Although part of the Curse of the Mutants event, this trade paperback mostly stands alone from the ongoing saga of the X-Men. It ties in nicely at the beginning, but limits its supporting cast to only a few familiar faces, including Emma Frost, Armor, and Rockslide. By removing Wolverine and Jubilee from the X-Men’s San Francisco home, author Kathryn Immonen shows readers the dynamic that probably made Wolverine and Jubilee friends in the first place. They may not listen to one another very well, but they are fiercely loyal to each other and it’s clear that one would die for the other. Wolverine has to help Jubilee through her transformation because, for him, there is no other option. The story lags only slightly in the end, while Jubilee is trapped outside reality.
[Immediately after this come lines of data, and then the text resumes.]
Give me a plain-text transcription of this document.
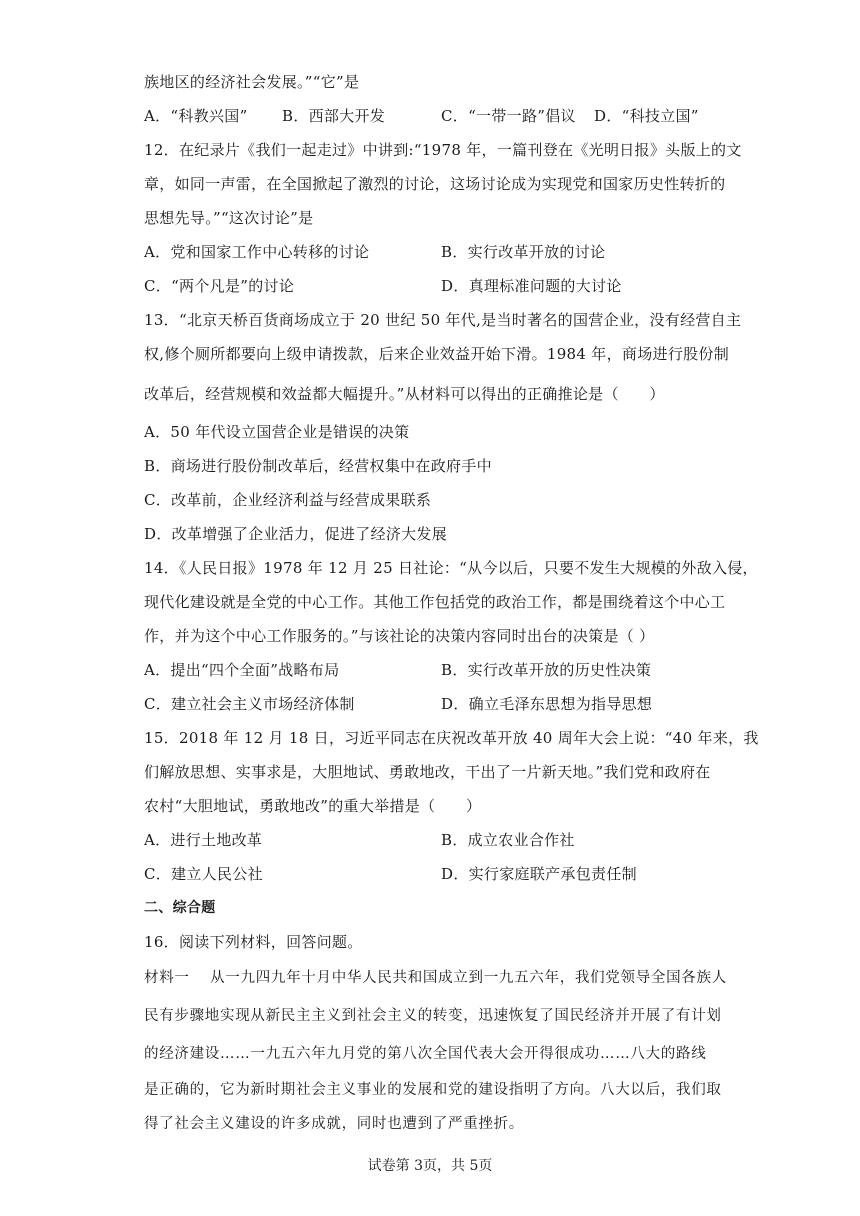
族地区的经济社会发展。”“它”是
A．“科教兴国” B．西部大开发	C．“一带一路”倡议 D．“科技立国”
12．在纪录片《我们一起走过》中讲到:“1978 年，一篇刊登在《光明日报》头版上的文
章，如同一声雷，在全国掀起了激烈的讨论，这场讨论成为实现党和国家历史性转折的
思想先导。”“这次讨论”是
A．党和国家工作中心转移的讨论	B．实行改革开放的讨论
C．“两个凡是”的讨论	D．真理标准问题的大讨论
13．“北京天桥百货商场成立于 20 世纪 50 年代,是当时著名的国营企业，没有经营自主
权,修个厕所都要向上级申请拨款，后来企业效益开始下滑。1984 年，商场进行股份制
改革后，经营规模和效益都大幅提升。”从材料可以得出的正确推论是（　　）
A．50 年代设立国营企业是错误的决策
B．商场进行股份制改革后，经营权集中在政府手中
C．改革前，企业经济利益与经营成果联系
D．改革增强了企业活力，促进了经济大发展
14．《人民日报》1978 年 12 月 25 日社论：“从今以后，只要不发生大规模的外敌入侵，
现代化建设就是全党的中心工作。其他工作包括党的政治工作，都是围绕着这个中心工
作，并为这个中心工作服务的。”与该社论的决策内容同时出台的决策是（ ）
A．提出“四个全面”战略布局	B．实行改革开放的历史性决策
C．建立社会主义市场经济体制	D．确立毛泽东思想为指导思想
15．2018 年 12 月 18 日，习近平同志在庆祝改革开放 40 周年大会上说：“40 年来，我
们解放思想、实事求是，大胆地试、勇敢地改，干出了一片新天地。”我们党和政府在
农村“大胆地试，勇敢地改”的重大举措是（　　）
A．进行土地改革	B．成立农业合作社
C．建立人民公社	D．实行家庭联产承包责任制
二、综合题
16．阅读下列材料，回答问题。
材料一　 从一九四九年十月中华人民共和国成立到一九五六年，我们党领导全国各族人
民有步骤地实现从新民主主义到社会主义的转变，迅速恢复了国民经济并开展了有计划
的经济建设……一九五六年九月党的第八次全国代表大会开得很成功……八大的路线
是正确的，它为新时期社会主义事业的发展和党的建设指明了方向。八大以后，我们取
得了社会主义建设的许多成就，同时也遭到了严重挫折。
试卷第 3页，共 5页
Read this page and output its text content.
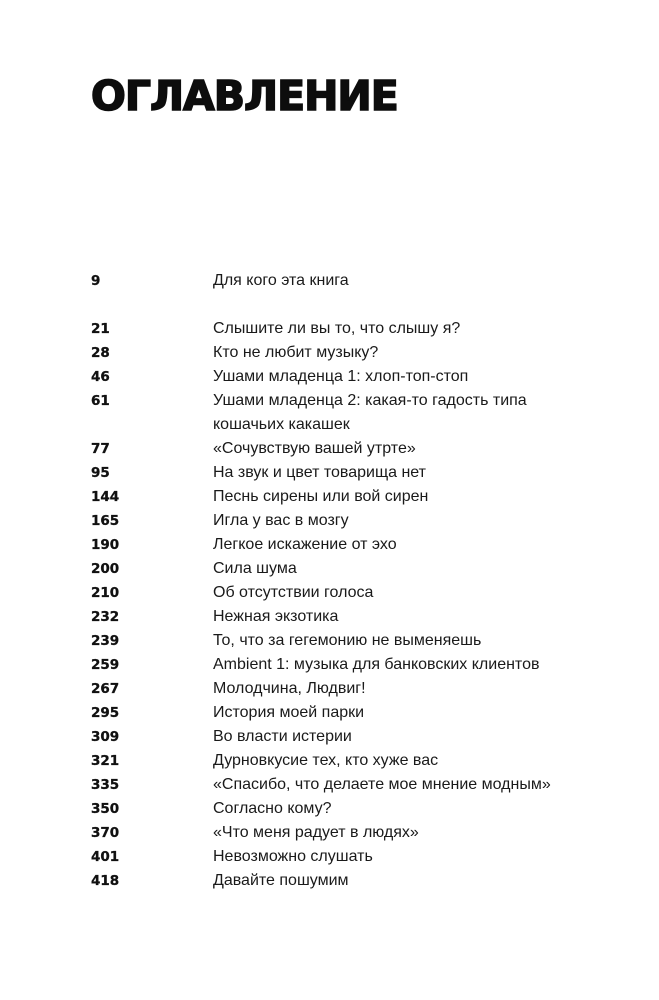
ОГЛАВЛЕНИЕ
9	Для кого эта книга
21	Слышите ли вы то, что слышу я?
28	Кто не любит музыку?
46	Ушами младенца 1: хлоп-топ-стоп
61	Ушами младенца 2: какая-то гадость типа кошачьих какашек
77	«Сочувствую вашей утрте»
95	На звук и цвет товарища нет
144	Песнь сирены или вой сирен
165	Игла у вас в мозгу
190	Легкое искажение от эхо
200	Сила шума
210	Об отсутствии голоса
232	Нежная экзотика
239	То, что за гегемонию не выменяешь
259	Ambient 1: музыка для банковских клиентов
267	Молодчина, Людвиг!
295	История моей парки
309	Во власти истерии
321	Дурновкусие тех, кто хуже вас
335	«Спасибо, что делаете мое мнение модным»
350	Согласно кому?
370	«Что меня радует в людях»
401	Невозможно слушать
418	Давайте пошумим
Phil Noto is on point with the art. When Jubilee gets angry, her fangs come out and her eyes get red. He captures her fierceness, but also the vulnerability and loneliness of her new situation. He really encapsulates the characters at ease, including especially memorable offhand panels after Wolverine and Jubilee finish one of the extended training sessions in Siberia. The trade also includes a back up story of Jubilee’s first appearance in Uncanny X-Men #244. There’s a clear difference between Noto’s polished artwork now and Marc Silvestri’s from over a decade earlier.
It’s a fun story. A great addition to any general collection for YA graphic novels.